«Y penser sans cesse n'éclaircira pas la bergerie.»
Y a-t-il quelqu'un qui n'a jamais entendu ce proverbe au moins une fois ?
— Y a comme un hic, tu ne trouves pas ?
— Y a comme un hic ?
— Y a comme un hic, Quentin !
— Youpi, si tu le dis.
— Y a un lézard dans la bergerie...
— Y a un hic, puis maintenant un lézard dans la bergerie ?
— Y a un lézard dans la bergerie, je t'assure, Quentin !
— Y va falloir que tu m'écoutes attentivement, fiston : fumer, c'est mal !
— Y a comme une taupe dans le poulailler ! Y a comme un rat dans la prairie !
— Y faut que tu te calmes et que tu me dises doucement ce qui t'arrive, petit... Y a des fois où tu me fais peur, tu sais.
— Y a un chat dans le marécage, un lion dans la menuiserie, un éléphanteau dans le magasin de porcelaine, une hyène dans la librairie, un chimpanzé dans le musée, une abeille dans la laverie, un hippocampe dans la mare aux canards...
— Y faut que tu respires. Y a urgence, là !
— Y a comme un hic, le monde ne tourne plus rond, Quentin !

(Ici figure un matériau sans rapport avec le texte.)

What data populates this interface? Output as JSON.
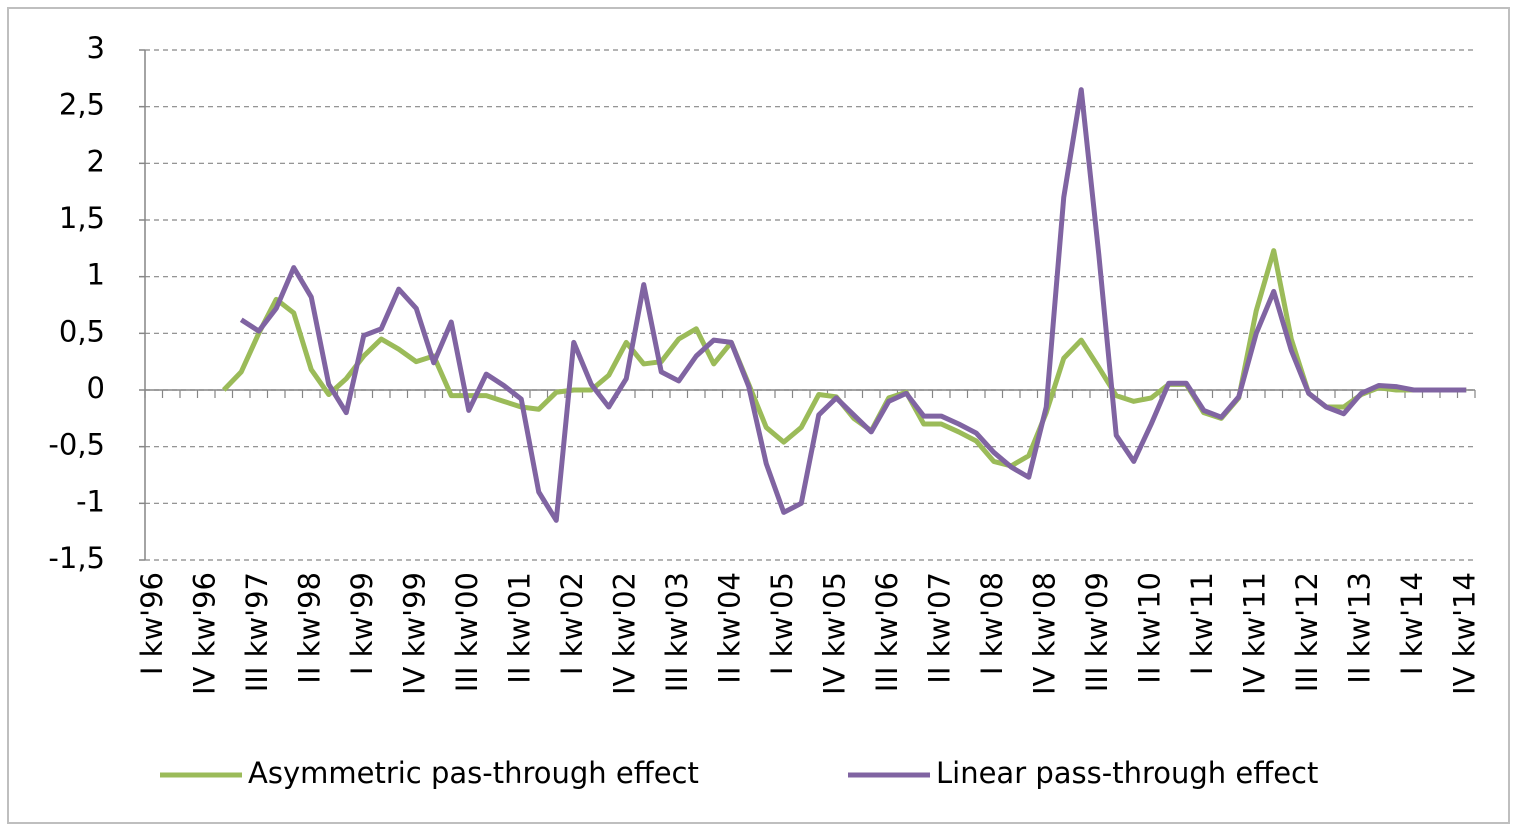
{
  "chart_data": {
    "type": "line",
    "categories": [
      "I kw'96",
      null,
      null,
      "IV kw'96",
      null,
      null,
      "III kw'97",
      null,
      null,
      "II kw'98",
      null,
      null,
      "I kw'99",
      null,
      null,
      "IV kw'99",
      null,
      null,
      "III kw'00",
      null,
      null,
      "II kw'01",
      null,
      null,
      "I kw'02",
      null,
      null,
      "IV kw'02",
      null,
      null,
      "III kw'03",
      null,
      null,
      "II kw'04",
      null,
      null,
      "I kw'05",
      null,
      null,
      "IV kw'05",
      null,
      null,
      "III kw'06",
      null,
      null,
      "II kw'07",
      null,
      null,
      "I kw'08",
      null,
      null,
      "IV kw'08",
      null,
      null,
      "III kw'09",
      null,
      null,
      "II kw'10",
      null,
      null,
      "I kw'11",
      null,
      null,
      "IV kw'11",
      null,
      null,
      "III kw'12",
      null,
      null,
      "II kw'13",
      null,
      null,
      "I kw'14",
      null,
      null,
      "IV kw'14"
    ],
    "series": [
      {
        "name": "Asymmetric pas-through effect",
        "color": "#9bbb59",
        "values": [
          null,
          null,
          null,
          null,
          0.0,
          0.16,
          0.5,
          0.8,
          0.68,
          0.18,
          -0.04,
          0.1,
          0.3,
          0.45,
          0.36,
          0.25,
          0.3,
          -0.05,
          -0.05,
          -0.05,
          -0.1,
          -0.15,
          -0.17,
          -0.02,
          0.0,
          0.0,
          0.13,
          0.42,
          0.23,
          0.25,
          0.45,
          0.54,
          0.23,
          0.42,
          0.05,
          -0.33,
          -0.46,
          -0.33,
          -0.04,
          -0.06,
          -0.25,
          -0.36,
          -0.07,
          -0.02,
          -0.3,
          -0.3,
          -0.37,
          -0.45,
          -0.63,
          -0.67,
          -0.58,
          -0.2,
          0.28,
          0.44,
          0.2,
          -0.05,
          -0.1,
          -0.07,
          0.05,
          0.05,
          -0.2,
          -0.25,
          -0.07,
          0.7,
          1.23,
          0.45,
          -0.03,
          -0.15,
          -0.15,
          -0.04,
          0.02,
          0.0,
          0.0,
          0.0,
          0.0,
          0.0
        ]
      },
      {
        "name": "Linear pass-through effect",
        "color": "#8064a2",
        "values": [
          null,
          null,
          null,
          null,
          null,
          0.62,
          0.52,
          0.72,
          1.08,
          0.82,
          0.05,
          -0.2,
          0.48,
          0.54,
          0.89,
          0.72,
          0.24,
          0.6,
          -0.18,
          0.14,
          0.04,
          -0.08,
          -0.9,
          -1.15,
          0.42,
          0.05,
          -0.15,
          0.1,
          0.93,
          0.16,
          0.08,
          0.3,
          0.44,
          0.42,
          0.03,
          -0.65,
          -1.08,
          -1.0,
          -0.22,
          -0.07,
          -0.22,
          -0.37,
          -0.1,
          -0.03,
          -0.23,
          -0.23,
          -0.3,
          -0.38,
          -0.55,
          -0.68,
          -0.77,
          -0.15,
          1.7,
          2.65,
          1.2,
          -0.4,
          -0.63,
          -0.3,
          0.06,
          0.06,
          -0.18,
          -0.24,
          -0.06,
          0.5,
          0.87,
          0.35,
          -0.03,
          -0.15,
          -0.21,
          -0.03,
          0.04,
          0.03,
          0.0,
          0.0,
          0.0,
          0.0
        ]
      }
    ],
    "ylim": [
      -1.5,
      3
    ],
    "yticks": [
      {
        "value": -1.5,
        "label": "-1,5"
      },
      -1,
      {
        "value": -0.5,
        "label": "-0,5"
      },
      0,
      {
        "value": 0.5,
        "label": "0,5"
      },
      1,
      {
        "value": 1.5,
        "label": "1,5"
      },
      2,
      {
        "value": 2.5,
        "label": "2,5"
      },
      3
    ],
    "grid": true,
    "legend": "bottom"
  }
}
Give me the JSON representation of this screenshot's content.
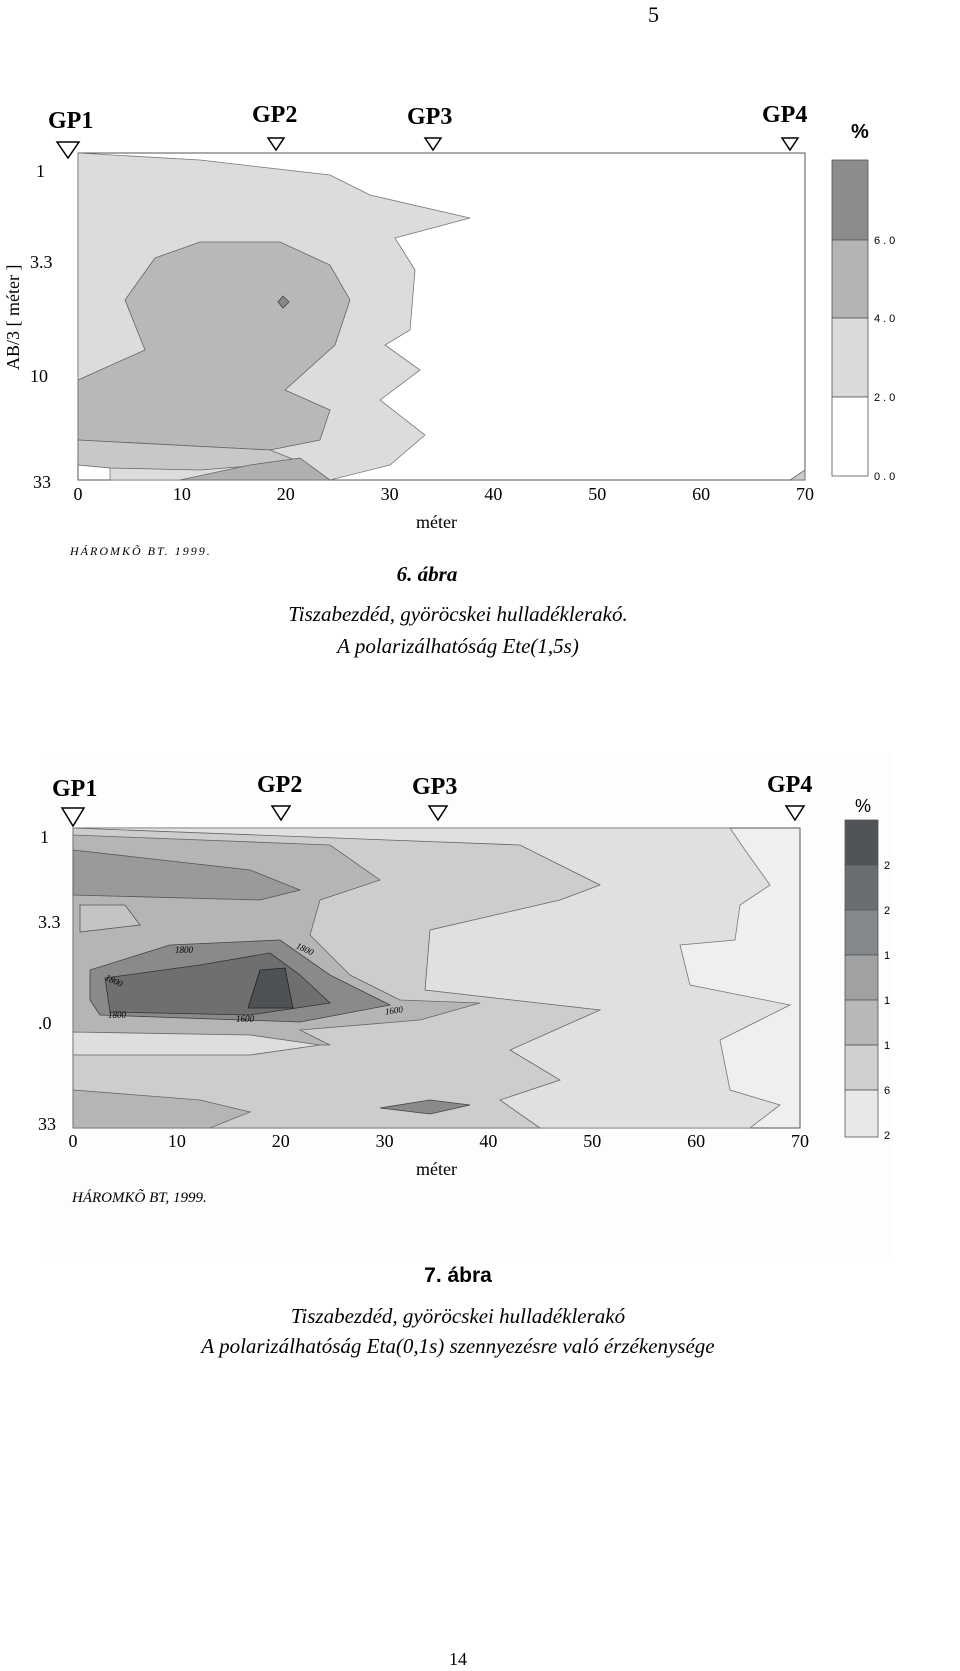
{
  "page_mark": "5",
  "figure_1": {
    "stations": [
      "GP1",
      "GP2",
      "GP3",
      "GP4"
    ],
    "unit": "%",
    "y_labels": [
      "1",
      "3.3",
      "10",
      "33"
    ],
    "y_axis_label": "AB/3 [ méter ]",
    "x_ticks": [
      0,
      10,
      20,
      30,
      40,
      50,
      60,
      70
    ],
    "x_axis_label": "méter",
    "legend_labels": [
      "6.0",
      "4.0",
      "2.0",
      "0.0"
    ],
    "credit": "HÁROMKÕ BT. 1999.",
    "caption_number": "6. ábra",
    "caption_lines": [
      "Tiszabezdéd, györöcskei hulladéklerakó.",
      "A polarizálhatóság Ete(1,5s)"
    ]
  },
  "figure_2": {
    "stations": [
      "GP1",
      "GP2",
      "GP3",
      "GP4"
    ],
    "unit": "%",
    "y_labels": [
      "1",
      "3.3",
      ".0",
      "33"
    ],
    "x_ticks": [
      0,
      10,
      20,
      30,
      40,
      50,
      60,
      70
    ],
    "x_axis_label": "méter",
    "legend_labels": [
      "2",
      "2",
      "1",
      "1",
      "1",
      "6",
      "2"
    ],
    "contour_labels": [
      "1800",
      "1800",
      "1800",
      "1800",
      "1600",
      "1600"
    ],
    "credit": "HÁROMKÕ BT, 1999.",
    "caption_number": "7. ábra",
    "caption_lines": [
      "Tiszabezdéd, györöcskei hulladéklerakó",
      "A polarizálhatóság Eta(0,1s) szennyezésre való érzékenysége"
    ]
  },
  "page_number": "14"
}
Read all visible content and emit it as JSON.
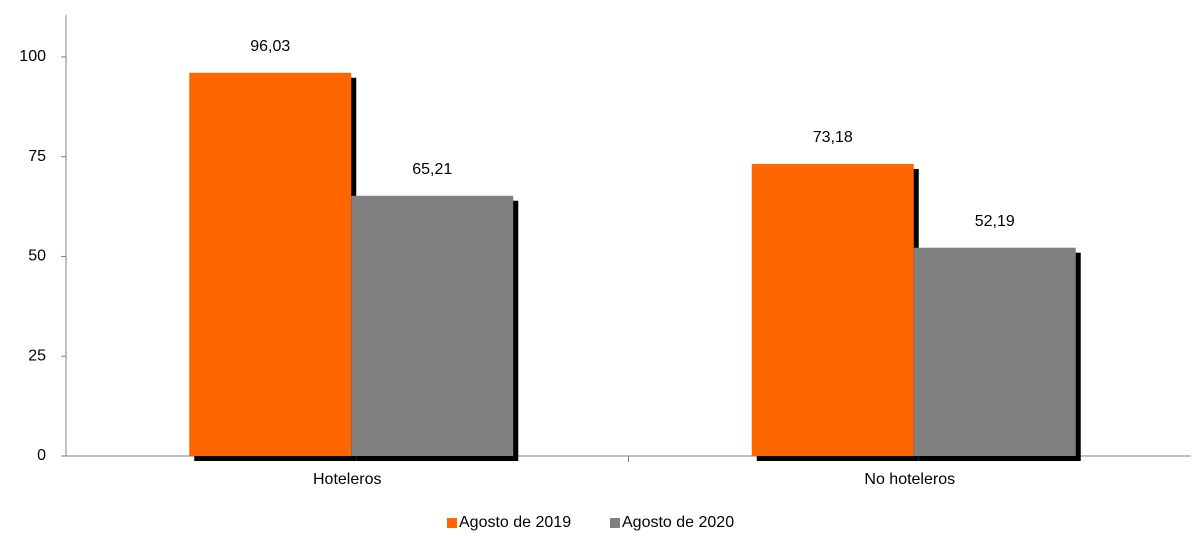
{
  "chart_data": {
    "type": "bar",
    "categories": [
      "Hoteleros",
      "No hoteleros"
    ],
    "series": [
      {
        "name": "Agosto de 2019",
        "color": "#ff6600",
        "values": [
          96.03,
          73.18
        ],
        "value_labels": [
          "96,03",
          "73,18"
        ]
      },
      {
        "name": "Agosto de 2020",
        "color": "#808080",
        "values": [
          65.21,
          52.19
        ],
        "value_labels": [
          "65,21",
          "52,19"
        ]
      }
    ],
    "ylim": [
      0,
      110
    ],
    "yticks": [
      0,
      25,
      50,
      75,
      100
    ],
    "grid": false,
    "legend": "bottom"
  }
}
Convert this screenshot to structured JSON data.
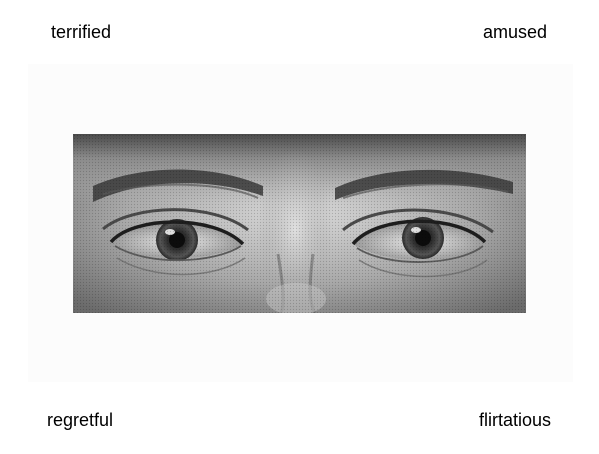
{
  "task": {
    "options": {
      "top_left": "terrified",
      "top_right": "amused",
      "bottom_left": "regretful",
      "bottom_right": "flirtatious"
    },
    "photo": {
      "subject": "eyes-region-photo",
      "style": "grayscale halftone"
    }
  },
  "colors": {
    "background": "#ffffff",
    "text": "#000000",
    "photo_dark": "#2a2a2a",
    "photo_mid": "#8a8a8a",
    "photo_light": "#d6d6d6"
  }
}
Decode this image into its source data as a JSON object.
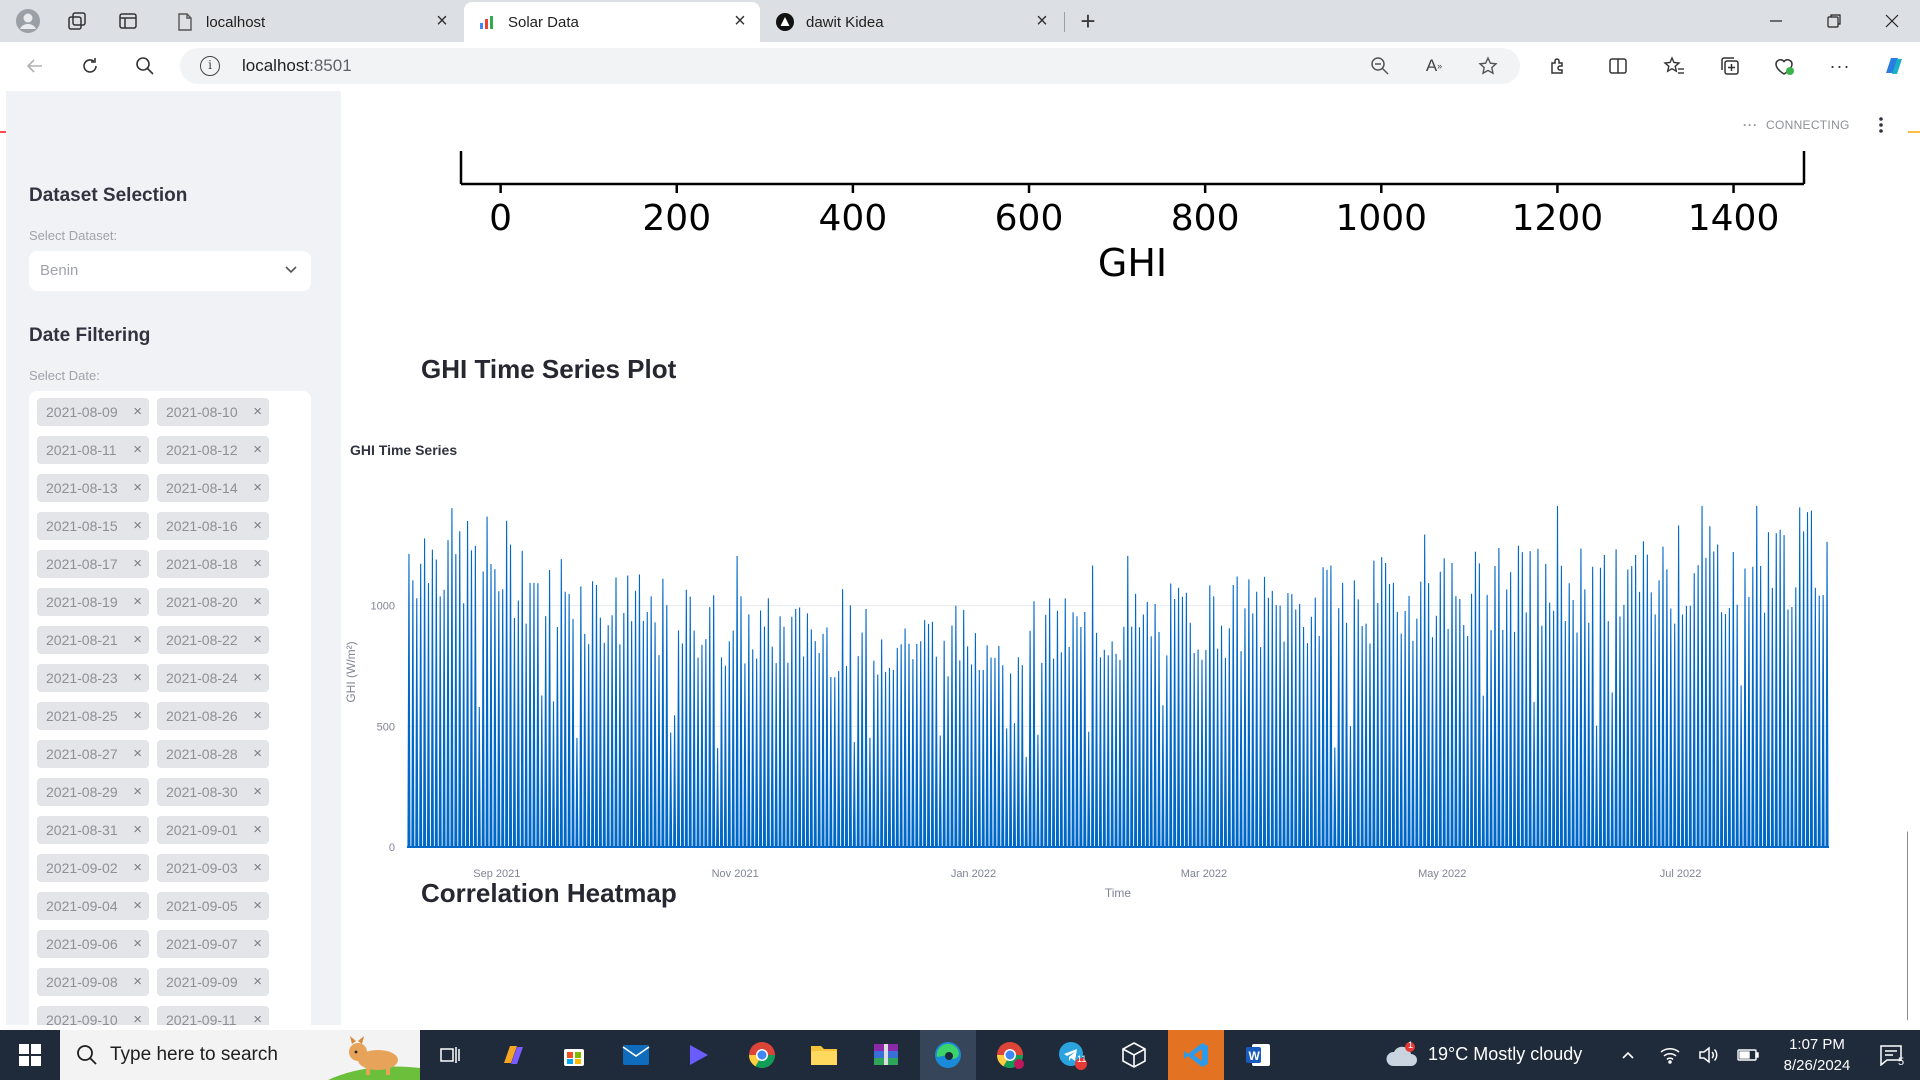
{
  "browser": {
    "tabs": [
      {
        "title": "localhost",
        "icon": "page-icon"
      },
      {
        "title": "Solar Data",
        "icon": "chart-favicon-icon"
      },
      {
        "title": "dawit Kidea",
        "icon": "app-favicon-icon"
      }
    ],
    "url_host": "localhost",
    "url_port": ":8501"
  },
  "sidebar": {
    "dataset_heading": "Dataset Selection",
    "dataset_label": "Select Dataset:",
    "dataset_value": "Benin",
    "date_heading": "Date Filtering",
    "date_label": "Select Date:",
    "dates": [
      "2021-08-09",
      "2021-08-10",
      "2021-08-11",
      "2021-08-12",
      "2021-08-13",
      "2021-08-14",
      "2021-08-15",
      "2021-08-16",
      "2021-08-17",
      "2021-08-18",
      "2021-08-19",
      "2021-08-20",
      "2021-08-21",
      "2021-08-22",
      "2021-08-23",
      "2021-08-24",
      "2021-08-25",
      "2021-08-26",
      "2021-08-27",
      "2021-08-28",
      "2021-08-29",
      "2021-08-30",
      "2021-08-31",
      "2021-09-01",
      "2021-09-02",
      "2021-09-03",
      "2021-09-04",
      "2021-09-05",
      "2021-09-06",
      "2021-09-07",
      "2021-09-08",
      "2021-09-09",
      "2021-09-10",
      "2021-09-11"
    ],
    "chip_remove": "×"
  },
  "main": {
    "status_text": "CONNECTING",
    "time_series_heading": "GHI Time Series Plot",
    "heatmap_heading": "Correlation Heatmap"
  },
  "chart_data": [
    {
      "type": "histogram-axis",
      "xlabel": "GHI",
      "ticks": [
        0,
        200,
        400,
        600,
        800,
        1000,
        1200,
        1400
      ],
      "xlim": [
        -45,
        1480
      ]
    },
    {
      "type": "line",
      "title": "GHI Time Series",
      "xlabel": "Time",
      "ylabel": "GHI (W/m²)",
      "ylim": [
        0,
        1450
      ],
      "yticks": [
        0,
        500,
        1000
      ],
      "xticks": [
        "Sep 2021",
        "Nov 2021",
        "Jan 2022",
        "Mar 2022",
        "May 2022",
        "Jul 2022"
      ],
      "x_range": [
        "2021-08-09",
        "2022-08-08"
      ],
      "color": "#0068c9",
      "daily_peak_profile": [
        {
          "x": "2021-08-09",
          "y": 1250
        },
        {
          "x": "2021-09-01",
          "y": 1200
        },
        {
          "x": "2021-10-01",
          "y": 1000
        },
        {
          "x": "2021-11-01",
          "y": 920
        },
        {
          "x": "2021-12-01",
          "y": 870
        },
        {
          "x": "2022-01-01",
          "y": 880
        },
        {
          "x": "2022-02-01",
          "y": 920
        },
        {
          "x": "2022-03-01",
          "y": 970
        },
        {
          "x": "2022-04-01",
          "y": 1020
        },
        {
          "x": "2022-05-01",
          "y": 1080
        },
        {
          "x": "2022-06-01",
          "y": 1100
        },
        {
          "x": "2022-07-01",
          "y": 1150
        },
        {
          "x": "2022-08-08",
          "y": 1250
        }
      ],
      "max_value": 1413
    }
  ],
  "taskbar": {
    "search_placeholder": "Type here to search",
    "weather": "19°C  Mostly cloudy",
    "time": "1:07 PM",
    "date": "8/26/2024",
    "notifications": "5",
    "weather_badge": "1",
    "telegram_badge": "11"
  }
}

— Y tourne carré le monde, maintenant ?
— Y tourne pas rond, ni carré.
— Y tourne losange, le monde ?
— Y tourne pas losange non plus, et encore moins trapèze...
— Y tournerait pas en étoile par hasard ? Y aurait un peu de poésie dans l'histoire si le monde tournait en étoile.
— Y tourne pas en étoile non plus. Y a quelques fois de bonnes idées chez toi.
— Y a-t-il une infime possibilité pour que le monde se soit tout bonnement arrêté ?
— Y a jamais rien d'impossible dans la vie : c'est l'une des choses que tu m'as apprises au fil des années, Quentin.
— Y a combien de temps que tu n'es pas allé chez un ophtalmologiste, mon cher ami ?
— Y a un an et demi, peut-être un an, six mois, trois semaines et deux jours, ou deux ans tout au plus.
— Y serait temps d'y retourner car les lézards dans les bergeries, ça ne court pas les rues.
— Y paraît qu'il ne faut pas nécessairement voir pour croire, Quentin.
— Y se peut que j'ai dit ça un jour mais ça ne concerne pas les lézards dans les bergeries, je te l'assure !
— Y a pourtant un lézard dans la bergerie.
— Y a comme un hic, j'ai l'impression.
— Yeah, c'est ce que je te dis depuis tout à l'heure : c'est souvent qu'on n'écoute pas ce que je dis, qu'on me prend pour un fou, on me critique et après, on admet progressivement que j'ai raison. Y a pas à dire, si les gens admettaient de suite que je suis quelqu'un de censé, les conversations iraient beaucoup plus vite.
— Y faut dire aussi que les conversations les plus rapides sont les moins savoureuses.
— Y a tout plein de philosophie dans ce que tu dis, Quentin.
— Y paraît, oui.
— Y faut que je te dise : il y a comme un lézard dans la bergerie.
— Y a besoin de le répéter à l'infini ?
— Y faut ce qu'il faut pour se débarrasser des lézards dans les bergeries, Quentin.
— Y faut que tu m'expliques ce qui se passe dans ta tête. Y a pas de doute, avec l'âge, ça commence à devenir inquiétant. Y a pas qu'aujourd'hui que tu délires de manière incompréhensible : les lézards dans la bergerie ne sont que le bout pointu de la banquise.
— Y a que le monde ne tourne pas rond, je te dis ! Y a pas quarante-deux façons de le dire mais tu ne comprends pas alors j'essaie d'innover.
— Youpi, j'ai enfin un semblant d'explication !
— Yep.
— Y a un moment, j'ai cru que l'approche de tes quinze ans te montait à la tête. Y a donc un lézard dans la bergerie, qu'est-ce que ça veut dire concrètement ?
— Y a que j'y vois tout flou depuis ce matin, voilà !
— Y a pas à chercher, tu dois aller voir ton ophtalmologiste, vraiment ! Y te faut des lunettes de toute urgence.